About 3,000 servers at Montreal web host iWeb experienced an outage last night after a fire near the iWeb-CL data center prompted the company to shift the facility to generator power. All three generators started properly, but one of the transfer switches failed. Once UPS power was exhausted, a third of the data center wound up without power.
Power was restored in about an hour, but at least 450 dedicated servers failed to restart properly and needed manual attention, according to the account of the incident on the iWeb blog. As of Thursday afternoon, the last of the affected servers were being brought back online.
The iWeb event was the fourth significant data center power outage this year in which an automatic transfer switch (ATS) failure was cited. When operating correctly, an ATS switches a facility's electric power source from the utility grid to backup power, usually supplied by a diesel backup generator. Here's a recap of this year's incidents:
- On Jan. 28 a NaviSite data center in Santa Clara, Calif. lost power when a transfer switch failed during a utility outage due to a thunderstorm. The company tied the problems to a surge suppression system that failed to protect relay fuses within the ATS.
- On March 16 dedicated hosting provider Codero suffered a major power outage in its Phoenix data center. The backup generators started properly, but an automatic transfer switch (ATS) failed to switch the power to generator power.
- On May 12 some customers in an Amazon Web Services data center in Virginia lost service after a transfer switch failed to properly manage the shift from utility power to the facility’s generators.
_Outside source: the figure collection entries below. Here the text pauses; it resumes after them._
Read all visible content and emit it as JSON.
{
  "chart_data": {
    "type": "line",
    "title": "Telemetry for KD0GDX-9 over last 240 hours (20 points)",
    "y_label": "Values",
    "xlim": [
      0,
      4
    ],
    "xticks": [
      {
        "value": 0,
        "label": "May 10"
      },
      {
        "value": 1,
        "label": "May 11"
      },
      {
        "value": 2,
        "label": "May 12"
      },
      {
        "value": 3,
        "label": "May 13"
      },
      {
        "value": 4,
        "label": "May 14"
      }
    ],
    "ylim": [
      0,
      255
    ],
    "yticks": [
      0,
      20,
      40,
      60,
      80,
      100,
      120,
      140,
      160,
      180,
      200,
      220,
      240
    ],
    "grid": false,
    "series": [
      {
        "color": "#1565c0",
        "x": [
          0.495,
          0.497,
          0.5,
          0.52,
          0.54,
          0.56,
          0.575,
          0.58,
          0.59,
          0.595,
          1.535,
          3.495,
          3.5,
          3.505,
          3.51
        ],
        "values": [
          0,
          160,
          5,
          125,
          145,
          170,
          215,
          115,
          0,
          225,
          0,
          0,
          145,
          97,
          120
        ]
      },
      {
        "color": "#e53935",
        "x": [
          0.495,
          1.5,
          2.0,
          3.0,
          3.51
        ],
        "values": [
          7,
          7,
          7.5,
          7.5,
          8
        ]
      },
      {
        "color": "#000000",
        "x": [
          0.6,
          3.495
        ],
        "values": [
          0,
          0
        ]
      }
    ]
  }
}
In that instance, the utility outage was triggered when a vehicle crashed into a utility pole near the data center.
"We suspect the transfer switch control logic has been disrupted by the kind of power outage (the fact that it was related to a fire nearby)," iWeb said on its blog, adding that it was still investigating. "Generator tests were completed successfully yesterday (Tuesday 2/11/2010) without load and successfully with full load last week (26/10/2010) with no indications of any potential problem. We run generator tests each week in order to prevent unplanned issues."